His eyes widened and he smiled broadly.  The wrinkles around his eyes flattened and his brow went up.  He grabbed my hand and shook it vigorously and with more strength than I would have expected from someone his age and with more sincerity than I would expect from a perfect stranger.

“Tante Agurui” he said and patted me on the back heartily.

“What does that mean?”

“Well Wishing…many happinesses.” He pieced together.

I thanked him and went down the street to a flower shop.

The hustle and bustle inside along with its size indicated the importance of flowers in this community.  I waited patiently.  The owner was visibly busy with a barrage of orders and looked at me impatiently:

“Che cosa desiderate?”


I clumsily mixed Italian and Spanish. She smiled softly and started to wrap the two dozen yellow roses in clear cellophane paper.  It was an important day and I beamed with pride and anticipation. The old man came in and announced to the patrons in the boutique it was my wedding day.  Everyone cheered.  I knew no one, yet all the patrons embraced and kissed me.  It wasn’t the lackluster gentle kiss and light embrace either.  These were full hearty grabs and forceful kisses on either cheek.  I handed the shopkeeper some Lira, and she gave me change.  “Momento” She then told me.  She disappeared behind a curtain for a few moments and returned with a beautiful orchid corsage.

“For your beautiful wife.”

I proffered more money, and she refused.  “Gift.” Is all she would say and pushed me out the door to attend to her other patrons.  I hurried back down the street to the hotel, roses in one hand and fruit in the other while reflecting on the generosity afforded to me.

After I showered and dressed, my brother told me our father may be late.    The day before, when site seeing, my father fell and broke his arm.  The local paramedics quickly took him to the hospital to set and cast his arm.  They asked him to return to the hospital in La Spieza the next day for a check up.  My brother and I marveled that the local hospital completely took care of all his medical problems without asking once for payment or insurance cards.
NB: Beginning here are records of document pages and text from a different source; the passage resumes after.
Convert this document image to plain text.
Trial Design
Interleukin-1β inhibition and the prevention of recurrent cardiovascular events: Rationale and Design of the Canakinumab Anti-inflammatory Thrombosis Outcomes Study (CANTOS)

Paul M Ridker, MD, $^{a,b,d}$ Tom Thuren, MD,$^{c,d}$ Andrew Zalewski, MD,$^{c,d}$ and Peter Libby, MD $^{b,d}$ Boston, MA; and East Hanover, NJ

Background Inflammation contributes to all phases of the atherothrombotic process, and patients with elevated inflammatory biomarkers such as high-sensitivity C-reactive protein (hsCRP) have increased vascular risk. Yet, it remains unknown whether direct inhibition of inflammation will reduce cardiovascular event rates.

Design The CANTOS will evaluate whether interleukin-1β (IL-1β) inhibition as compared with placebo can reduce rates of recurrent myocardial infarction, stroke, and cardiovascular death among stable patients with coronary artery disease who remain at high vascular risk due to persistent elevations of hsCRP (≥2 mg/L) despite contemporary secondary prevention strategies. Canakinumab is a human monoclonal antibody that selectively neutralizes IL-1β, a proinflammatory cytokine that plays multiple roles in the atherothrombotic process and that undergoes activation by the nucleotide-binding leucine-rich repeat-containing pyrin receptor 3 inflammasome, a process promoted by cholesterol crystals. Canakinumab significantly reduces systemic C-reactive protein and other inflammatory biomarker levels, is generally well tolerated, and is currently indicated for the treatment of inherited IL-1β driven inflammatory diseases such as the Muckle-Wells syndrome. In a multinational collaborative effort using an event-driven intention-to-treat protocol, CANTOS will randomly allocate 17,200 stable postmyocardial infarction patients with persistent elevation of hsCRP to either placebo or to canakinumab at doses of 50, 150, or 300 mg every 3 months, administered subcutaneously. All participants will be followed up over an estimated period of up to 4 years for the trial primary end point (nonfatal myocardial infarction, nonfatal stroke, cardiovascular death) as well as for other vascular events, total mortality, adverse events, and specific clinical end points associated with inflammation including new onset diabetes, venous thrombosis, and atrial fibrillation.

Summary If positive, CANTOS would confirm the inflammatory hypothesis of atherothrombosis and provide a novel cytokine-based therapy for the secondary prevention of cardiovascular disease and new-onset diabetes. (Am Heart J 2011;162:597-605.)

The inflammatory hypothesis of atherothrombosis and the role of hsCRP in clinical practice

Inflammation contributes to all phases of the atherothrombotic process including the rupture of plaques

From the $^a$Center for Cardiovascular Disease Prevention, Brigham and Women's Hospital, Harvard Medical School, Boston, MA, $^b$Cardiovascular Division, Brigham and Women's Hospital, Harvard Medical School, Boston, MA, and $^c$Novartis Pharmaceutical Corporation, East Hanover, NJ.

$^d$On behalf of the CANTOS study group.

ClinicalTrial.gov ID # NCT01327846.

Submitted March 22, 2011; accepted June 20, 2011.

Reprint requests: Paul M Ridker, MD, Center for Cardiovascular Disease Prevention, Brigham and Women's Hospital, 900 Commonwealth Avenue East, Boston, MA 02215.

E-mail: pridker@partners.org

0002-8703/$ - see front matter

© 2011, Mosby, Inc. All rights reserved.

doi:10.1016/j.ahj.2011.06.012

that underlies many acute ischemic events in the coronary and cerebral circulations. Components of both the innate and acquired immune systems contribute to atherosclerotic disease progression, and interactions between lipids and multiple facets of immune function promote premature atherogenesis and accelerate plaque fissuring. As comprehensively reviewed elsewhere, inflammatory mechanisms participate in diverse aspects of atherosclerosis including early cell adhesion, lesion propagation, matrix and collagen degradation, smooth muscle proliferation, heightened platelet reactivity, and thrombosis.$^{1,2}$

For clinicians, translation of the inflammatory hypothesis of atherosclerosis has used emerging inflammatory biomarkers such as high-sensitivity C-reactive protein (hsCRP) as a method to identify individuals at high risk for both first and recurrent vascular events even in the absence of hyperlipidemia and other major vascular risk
He even offered, and they only insisted he enjoy Tuscany.

It was time for me to go to city hall.  My hands slid into my coat pockets first checking for the ring, then the vows, then back to the ring.  My mother, brother, and sister offered their advice and reassurances, most of which floated around and out of my head.  Three thoughts alone occupied my thoughts: Ring, vows, and don’t trip.  My hands again and again verified the shape of the ring and the folds of the vows in my pocket.

I walked down the stairs focused intensely on the ring, vows, and not tripping.  Furrowed brow and lost in my focused obsession I exited the hotel.  My attention broke immediately.   A large group of the people packed the street in front of the hotel.  Cheers erupted. People clapped.  The old man, from earlier, hurried up to me and shook my hand again and cheered.  There was no announcement in the papers, but news in a small town travels quickly.  I saw the florist in crowd waving at me.  Moved beyond words at this outpouring of support for strangers in love, I stammered “Graci” over and over.
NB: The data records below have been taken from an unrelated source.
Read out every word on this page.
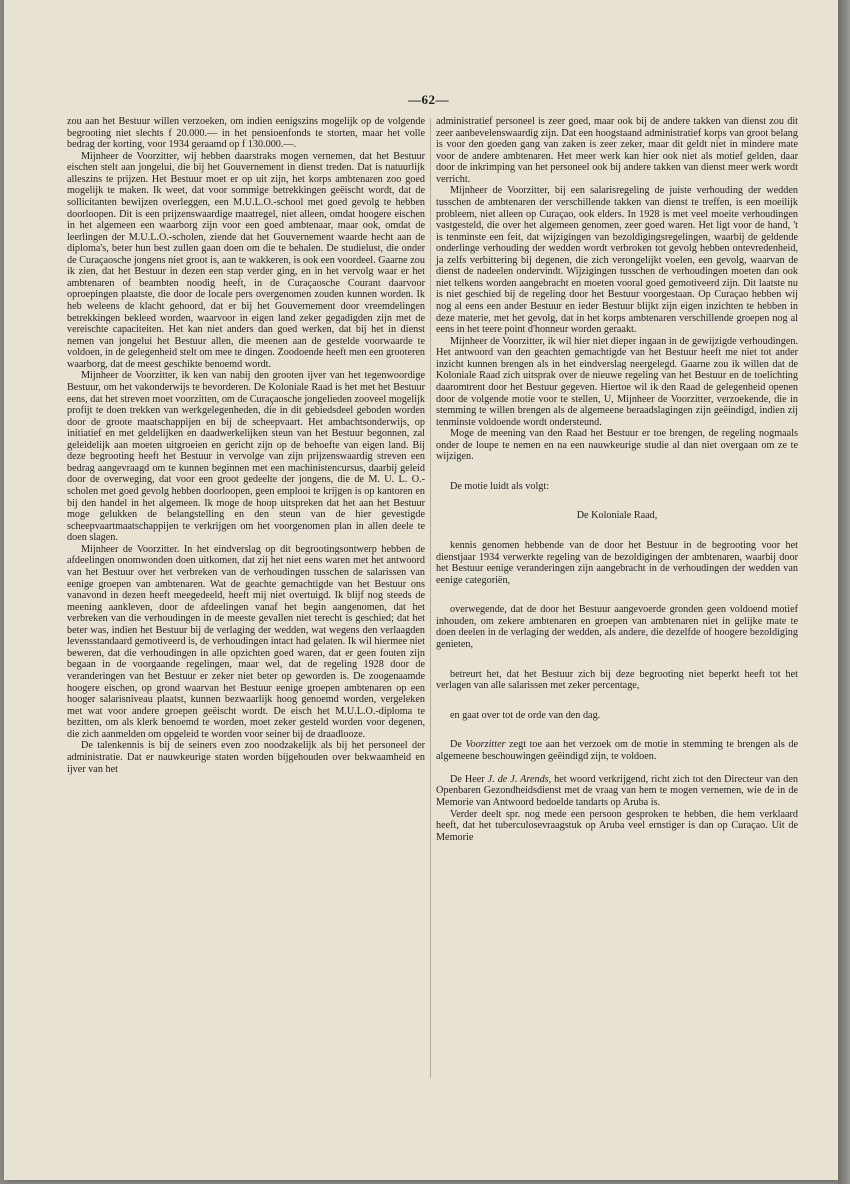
—62—

zou aan het Bestuur willen verzoeken, om indien eenigszins mogelijk op de volgende begrooting niet slechts f 20.000.— in het pensioenfonds te storten, maar het volle bedrag der korting, voor 1934 geraamd op f 130.000.—.

Mijnheer de Voorzitter, wij hebben daarstraks mogen vernemen, dat het Bestuur eischen stelt aan jongelui, die bij het Gouvernement in dienst treden. Dat is natuurlijk alleszins te prijzen. Het Bestuur moet er op uit zijn, het korps ambtenaren zoo goed mogelijk te maken. Ik weet, dat voor sommige betrekkingen geëischt wordt, dat de sollicitanten bewijzen overleggen, een M.U.L.O.-school met goed gevolg te hebben doorloopen. Dit is een prijzenswaardige maatregel, niet alleen, omdat hoogere eischen in het algemeen een waarborg zijn voor een goed ambtenaar, maar ook, omdat de leerlingen der M.U.L.O.-scholen, ziende dat het Gouvernement waarde hecht aan de diploma's, beter hun best zullen gaan doen om die te behalen. De studielust, die onder de Curaçaosche jongens niet groot is, aan te wakkeren, is ook een voordeel. Gaarne zou ik zien, dat het Bestuur in dezen een stap verder ging, en in het vervolg waar er het ambtenaren of beambten noodig heeft, in de Curaçaosche Courant daarvoor oproepingen plaatste, die door de locale pers overgenomen zouden kunnen worden. Ik heb weleens de klacht gehoord, dat er bij het Gouvernement door vreemdelingen betrekkingen bekleed worden, waarvoor in eigen land zeker gegadigden zijn met de vereischte capaciteiten. Het kan niet anders dan goed werken, dat bij het in dienst nemen van jongelui het Bestuur allen, die meenen aan de gestelde voorwaarde te voldoen, in de gelegenheid stelt om mee te dingen. Zoodoende heeft men een grooteren waarborg, dat de meest geschikte benoemd wordt.

Mijnheer de Voorzitter, ik ken van nabij den grooten ijver van het tegenwoordige Bestuur, om het vakonderwijs te bevorderen. De Koloniale Raad is het met het Bestuur eens, dat het streven moet voorzitten, om de Curaçaosche jongelieden zooveel mogelijk profijt te doen trekken van werkgelegenheden, die in dit gebiedsdeel geboden worden door de groote maatschappijen en bij de scheepvaart. Het ambachtsonderwijs, op initiatief en met geldelijken en daadwerkelijken steun van het Bestuur begonnen, zal geleidelijk aan moeten uitgroeien en gericht zijn op de behoefte van eigen land. Bij deze begrooting heeft het Bestuur in vervolge van zijn prijzenswaardig streven een bedrag aangevraagd om te kunnen beginnen met een machinistencursus, daarbij geleid door de overweging, dat voor een groot gedeelte der jongens, die de M. U. L. O.-scholen met goed gevolg hebben doorloopen, geen emplooi te krijgen is op kantoren en bij den handel in het algemeen. Ik moge de hoop uitspreken dat het aan het Bestuur moge gelukken de belangstelling en den steun van de hier gevestigde scheepvaartmaatschappijen te verkrijgen om het voorgenomen plan in allen deele te doen slagen.

Mijnheer de Voorzitter. In het eindverslag op dit begrootingsontwerp hebben de afdeelingen onomwonden doen uitkomen, dat zij het niet eens waren met het antwoord van het Bestuur over het verbreken van de verhoudingen tusschen de salarissen van eenige groepen van ambtenaren. Wat de geachte gemachtigde van het Bestuur ons vanavond in dezen heeft meegedeeld, heeft mij niet overtuigd. Ik blijf nog steeds de meening aankleven, door de afdeelingen vanaf het begin aangenomen, dat het verbreken van die verhoudingen in de meeste gevallen niet terecht is geschied; dat het beter was, indien het Bestuur bij de verlaging der wedden, wat wegens den verlaagden levensstandaard gemotiveerd is, de verhoudingen intact had gelaten. Ik wil hiermee niet beweren, dat die verhoudingen in alle opzichten goed waren, dat er geen fouten zijn begaan in de voorgaande regelingen, maar wel, dat de regeling 1928 door de veranderingen van het Bestuur er zeker niet beter op geworden is. De zoogenaamde hoogere eischen, op grond waarvan het Bestuur eenige groepen ambtenaren op een hooger salarisniveau plaatst, kunnen bezwaarlijk hoog genoemd worden, vergeleken met wat voor andere groepen geëischt wordt. De eisch het M.U.L.O.-diploma te bezitten, om als klerk benoemd te worden, moet zeker gesteld worden voor degenen, die zich aanmelden om opgeleid te worden voor seiner bij de draadlooze.

De talenkennis is bij de seiners even zoo noodzakelijk als bij het personeel der administratie. Dat er nauwkeurige staten worden bijgehouden over bekwaamheid en ijver van het

administratief personeel is zeer goed, maar ook bij de andere takken van dienst zou dit zeer aanbevelenswaardig zijn. Dat een hoogstaand administratief korps van groot belang is voor den goeden gang van zaken is zeer zeker, maar dit geldt niet in mindere mate voor de andere ambtenaren. Het meer werk kan hier ook niet als motief gelden, daar door de inkrimping van het personeel ook bij andere takken van dienst meer werk wordt verricht.

Mijnheer de Voorzitter, bij een salarisregeling de juiste verhouding der wedden tusschen de ambtenaren der verschillende takken van dienst te treffen, is een moeilijk probleem, niet alleen op Curaçao, ook elders. In 1928 is met veel moeite verhoudingen vastgesteld, die over het algemeen genomen, zeer goed waren. Het ligt voor de hand, 't is tenminste een feit, dat wijzigingen van bezoldigingsregelingen, waarbij de geldende onderlinge verhouding der wedden wordt verbroken tot gevolg hebben ontevredenheid, ja zelfs verbittering bij degenen, die zich verongelijkt voelen, een gevolg, waarvan de dienst de nadeelen ondervindt. Wijzigingen tusschen de verhoudingen moeten dan ook niet telkens worden aangebracht en moeten vooral goed gemotiveerd zijn. Dit laatste nu is niet geschied bij de regeling door het Bestuur voorgestaan. Op Curaçao hebben wij nog al eens een ander Bestuur en ieder Bestuur blijkt zijn eigen inzichten te hebben in deze materie, met het gevolg, dat in het korps ambtenaren verschillende groepen nog al eens in het teere point d'honneur worden geraakt.

Mijnheer de Voorzitter, ik wil hier niet dieper ingaan in de gewijzigde verhoudingen. Het antwoord van den geachten gemachtigde van het Bestuur heeft me niet tot ander inzicht kunnen brengen als in het eindverslag neergelegd. Gaarne zou ik willen dat de Koloniale Raad zich uitsprak over de nieuwe regeling van het Bestuur en de toelichting daaromtrent door het Bestuur gegeven. Hiertoe wil ik den Raad de gelegenheid openen door de volgende motie voor te stellen, U, Mijnheer de Voorzitter, verzoekende, die in stemming te willen brengen als de algemeene beraadslagingen zijn geëindigd, indien zij tenminste voldoende wordt ondersteund.

Moge de meening van den Raad het Bestuur er toe brengen, de regeling nogmaals onder de loupe te nemen en na een nauwkeurige studie al dan niet overgaan om ze te wijzigen.

De motie luidt als volgt:

De Koloniale Raad,

kennis genomen hebbende van de door het Bestuur in de begrooting voor het dienstjaar 1934 verwerkte regeling van de bezoldigingen der ambtenaren, waarbij door het Bestuur eenige veranderingen zijn aangebracht in de verhoudingen der wedden van eenige categoriën,

overwegende, dat de door het Bestuur aangevoerde gronden geen voldoend motief inhouden, om zekere ambtenaren en groepen van ambtenaren niet in gelijke mate te doen deelen in de verlaging der wedden, als andere, die dezelfde of hoogere bezoldiging genieten,

betreurt het, dat het Bestuur zich bij deze begrooting niet beperkt heeft tot het verlagen van alle salarissen met zeker percentage,

en gaat over tot de orde van den dag.

De Voorzitter zegt toe aan het verzoek om de motie in stemming te brengen als de algemeene beschouwingen geëindigd zijn, te voldoen.

De Heer J. de J. Arends, het woord verkrijgend, richt zich tot den Directeur van den Openbaren Gezondheidsdienst met de vraag van hem te mogen vernemen, wie de in de Memorie van Antwoord bedoelde tandarts op Aruba is.

Verder deelt spr. nog mede een persoon gesproken te hebben, die hem verklaard heeft, dat het tuberculosevraagstuk op Aruba veel ernstiger is dan op Curaçao. Uit de Memorie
My words were lost amongst the boisterous chanting:

“Tante Agurui”

We did not want a big wedding.  We wanted something simple – a wedding that did not reflect the institution of Marriage, but the spirit of a union between two people.  The accommodations and staff at the Miramare were phenomenal. The wedding dinner they prepared, remains to this day, perhaps the best meal I have ever eaten.  However, the spirit, encouragement, and sense of community offered by this small Italian town to complete strangers were some of the greatest surprises of the ceremony.  They cheered us as we entered city hall and lined the streets cheering as we took a carriage ride along the promenade and up to the scenic overlook.  Their generosity and kinship provided the perfect beginning for the journey Sharleen and I started that day.